EU water legislation is already well into its third generation. It initially arose between 1975 and 1986 with Directives on such diverse topics as surface waters, bathing waters, discharges of hazardous substances in surface waters and ground water, “fresh waters needed protection or improvement in order to support fish life” or the quality required of shellfish waters, not to mention the probably single most important one such piece of legislation, on the quality of water intended for human consumption. During a second phase, from 1991, some of these initial Directives were revised, such as those pertaining to human consumption water and bathing waters, and others were adopted, dealing with urban waste water, nitrates, etc.

The legislation pertaining to water protection, thus a far from homogeneous ensemble which dates back to the 1970’s, was to a large extent upset by the introduction of Directive 2000/60/EC, in short sometimes designated as the “Water Framework Directive” or even the “WFD”. The ambition underlying the WFD’s title suggests that, when discussing it, the legislature intended to induce some type of a renaissance of what it itself calls a “policy” even though it does not have the characteristics of an EU policy properly said since it strictly belongs to environmental policy. Indeed, the WFD as well as other major EU legislation in the field of water was adopted on the basis of former Article 175(1) TEC, now Article 192(1) of the Treaty on the Functioning of the European Union (hereinafter - TFEU), and thus definitely imbedded in environmental policy.

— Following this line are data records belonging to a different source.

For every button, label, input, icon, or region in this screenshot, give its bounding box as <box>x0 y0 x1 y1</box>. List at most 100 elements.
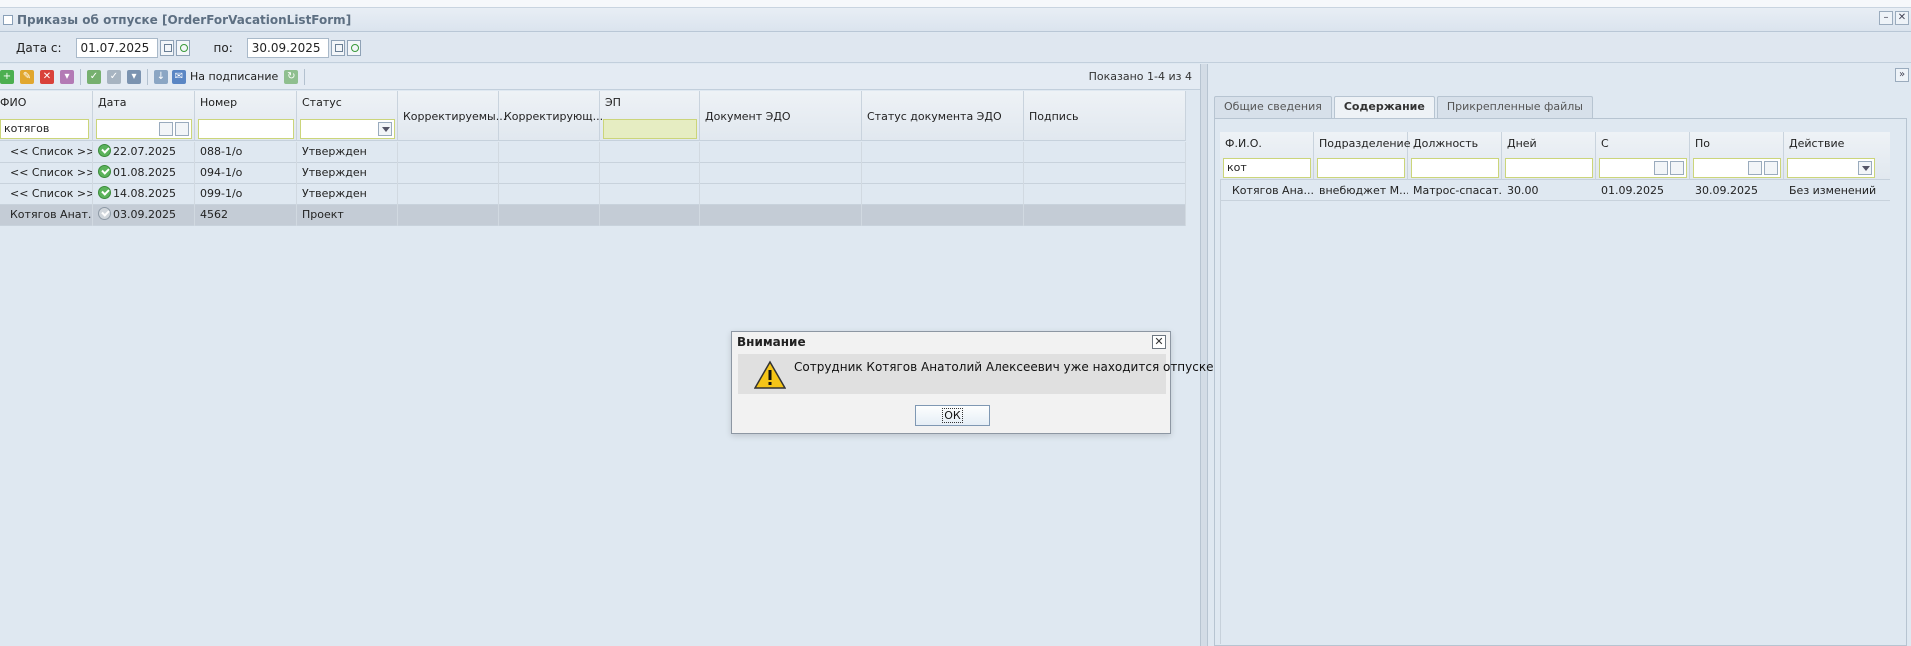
close-window-button[interactable]: ✕ <box>1895 11 1909 25</box>
more-dropdown-icon[interactable]: ▾ <box>60 69 74 84</box>
column-days[interactable]: Дней <box>1502 132 1596 180</box>
approve-icon[interactable]: ✓ <box>87 69 101 84</box>
print-dropdown-icon[interactable]: ▾ <box>127 69 141 84</box>
column-corrected[interactable]: Корректируемы... <box>398 91 506 141</box>
table-row-selected[interactable]: Котягов Анат... 03.09.2025 4562 Проект <box>0 205 1186 226</box>
filter-date-clear-icon[interactable] <box>175 122 189 136</box>
table-row[interactable]: << Список >> 22.07.2025 088-1/о Утвержде… <box>0 142 1186 163</box>
column-correcting[interactable]: Корректирующ... <box>499 91 604 141</box>
cell-empty <box>398 142 499 163</box>
warning-dialog: Внимание ✕ Сотрудник Котягов Анатолий Ал… <box>731 331 1213 434</box>
details-tabs: Общие сведения Содержание Прикрепленные … <box>1214 96 1595 118</box>
tab-content[interactable]: Содержание <box>1333 96 1435 118</box>
column-edo-document[interactable]: Документ ЭДО <box>700 91 862 141</box>
edit-icon[interactable]: ✎ <box>20 69 34 84</box>
sign-icon[interactable]: ✉ <box>172 69 186 84</box>
filter-department-input[interactable] <box>1317 158 1405 178</box>
filter-to-clear-icon[interactable] <box>1764 161 1778 175</box>
column-department[interactable]: Подразделение <box>1314 132 1410 180</box>
table-row[interactable]: << Список >> 01.08.2025 094-1/о Утвержде… <box>0 163 1186 184</box>
cell-fio: Котягов Ана... <box>1232 184 1314 197</box>
filter-status-select[interactable] <box>300 119 395 139</box>
cell-days: 30.00 <box>1507 184 1539 197</box>
chevron-down-icon[interactable] <box>378 122 392 136</box>
table-row[interactable]: << Список >> 14.08.2025 099-1/о Утвержде… <box>0 184 1186 205</box>
column-status[interactable]: Статус <box>297 91 398 141</box>
details-header: » <box>1208 64 1911 90</box>
close-icon[interactable]: ✕ <box>1152 335 1166 349</box>
tab-general[interactable]: Общие сведения <box>1214 96 1332 118</box>
cell-fio: << Список >> <box>0 142 93 163</box>
column-from[interactable]: С <box>1596 132 1690 180</box>
export-icon[interactable]: ↓ <box>154 69 168 84</box>
top-strip <box>0 0 1911 8</box>
collapse-icon[interactable]: » <box>1895 68 1909 82</box>
filter-from-input[interactable] <box>1599 158 1687 178</box>
column-edo-status[interactable]: Статус документа ЭДО <box>862 91 1024 141</box>
filter-from-calendar-icon[interactable] <box>1654 161 1668 175</box>
date-from-clear-icon[interactable] <box>175 39 190 56</box>
date-to-input[interactable]: 30.09.2025 <box>246 37 329 58</box>
send-to-sign-button[interactable]: На подписание <box>190 70 278 83</box>
column-fio[interactable]: ФИО котягов <box>0 91 93 141</box>
cell-empty <box>862 163 1024 184</box>
filter-to-calendar-icon[interactable] <box>1748 161 1762 175</box>
pane-splitter[interactable] <box>1200 64 1208 646</box>
filter-position-input[interactable] <box>1411 158 1499 178</box>
filter-fio-input[interactable]: котягов <box>0 119 89 139</box>
cell-empty <box>862 184 1024 205</box>
date-from-calendar-icon[interactable] <box>159 39 174 56</box>
cell-date-value: 22.07.2025 <box>113 145 176 158</box>
filter-date-calendar-icon[interactable] <box>159 122 173 136</box>
column-signature-label: Подпись <box>1029 110 1079 123</box>
date-to-calendar-icon[interactable] <box>330 39 345 56</box>
cell-action: Без изменений <box>1789 184 1877 197</box>
unapprove-icon[interactable]: ✓ <box>107 69 121 84</box>
cell-empty <box>600 163 700 184</box>
chevron-down-icon[interactable] <box>1858 161 1872 175</box>
ok-button[interactable]: ОК <box>915 405 990 426</box>
column-action[interactable]: Действие <box>1784 132 1890 180</box>
filter-number-input[interactable] <box>198 119 294 139</box>
column-ep[interactable]: ЭП <box>600 91 700 141</box>
cell-empty <box>700 184 862 205</box>
cell-number: 094-1/о <box>195 163 297 184</box>
cell-empty <box>862 142 1024 163</box>
cell-empty <box>398 184 499 205</box>
column-fio[interactable]: Ф.И.О. кот <box>1220 132 1314 180</box>
approved-check-icon <box>98 165 111 178</box>
date-to-clear-icon[interactable] <box>346 39 361 56</box>
minimize-button[interactable]: – <box>1879 11 1893 25</box>
filter-to-input[interactable] <box>1693 158 1781 178</box>
column-to[interactable]: По <box>1690 132 1784 180</box>
filter-ep-select[interactable] <box>603 119 697 139</box>
table-row[interactable]: Котягов Ана... внебюджет М... Матрос-спа… <box>1220 181 1890 201</box>
content-grid-header: Ф.И.О. кот Подразделение Должность Дней … <box>1220 132 1890 180</box>
filter-fio-input[interactable]: кот <box>1223 158 1311 178</box>
column-fio-label: Ф.И.О. <box>1225 137 1262 150</box>
column-signature[interactable]: Подпись <box>1024 91 1186 141</box>
column-to-label: По <box>1695 137 1711 150</box>
toolbar-separator <box>80 68 81 85</box>
cell-empty <box>1024 142 1186 163</box>
column-corrected-label: Корректируемы... <box>403 110 507 123</box>
orders-grid-header: ФИО котягов Дата Номер Статус Корректиру… <box>0 91 1186 141</box>
column-position[interactable]: Должность <box>1408 132 1502 180</box>
tab-attachments[interactable]: Прикрепленные файлы <box>1436 96 1593 118</box>
cell-status: Утвержден <box>297 184 398 205</box>
filter-days-input[interactable] <box>1505 158 1593 178</box>
add-icon[interactable]: + <box>0 69 14 84</box>
column-number[interactable]: Номер <box>195 91 297 141</box>
column-ep-label: ЭП <box>605 96 621 109</box>
date-from-input[interactable]: 01.07.2025 <box>75 37 158 58</box>
refresh-icon[interactable]: ↻ <box>284 69 299 84</box>
delete-icon[interactable]: ✕ <box>40 69 54 84</box>
ok-button-label: ОК <box>942 408 963 423</box>
column-correcting-label: Корректирующ... <box>504 110 604 123</box>
column-date[interactable]: Дата <box>93 91 195 141</box>
filter-action-select[interactable] <box>1787 158 1875 178</box>
filter-from-clear-icon[interactable] <box>1670 161 1684 175</box>
cell-to: 30.09.2025 <box>1695 184 1758 197</box>
filter-date-input[interactable] <box>96 119 192 139</box>
cell-empty <box>700 142 862 163</box>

Environmental policy is defined in Title XX of the TFEU (Articles 191-193 TFEU). The legal basis properly said is found in Article 192(1) and (2) TFEU and it aims at the achievement of the objectives which are listed in Article 191(1) TFEU. As a matter of fact, water is in one way or another relevant to all of the objectives of the environmental policy as defined in Article 191(1) TFEU. The first objective, that of protection of the environment itself, can be described as “quasi-exhaustive” in as much as it provides for “preserving, protecting and improving the quality of the environment.” Environmental policy, which also pursues an objective of “protecting human health”, to which water is essential, is thus ambivalent because it relies on an anthropocentric conception of the environment, and this even though the European Union also has a specific, albeit limited, competence in the area of public health (Article 168 TFEU). The third objective of environmental policy, which consists in the “prudent and rational utilisation of natural resources”, obviously encompasses water resources as one of its main concerns. And even the fourth objective of environmental policy, which consists in “promoting measures at international level to deal with regional or worldwide environmental problems (...)”, has strong connections with the EU’s waters, some of which belong to rivers which travel through the territories of several Member States and others to seas the subject-matter of regional treaties.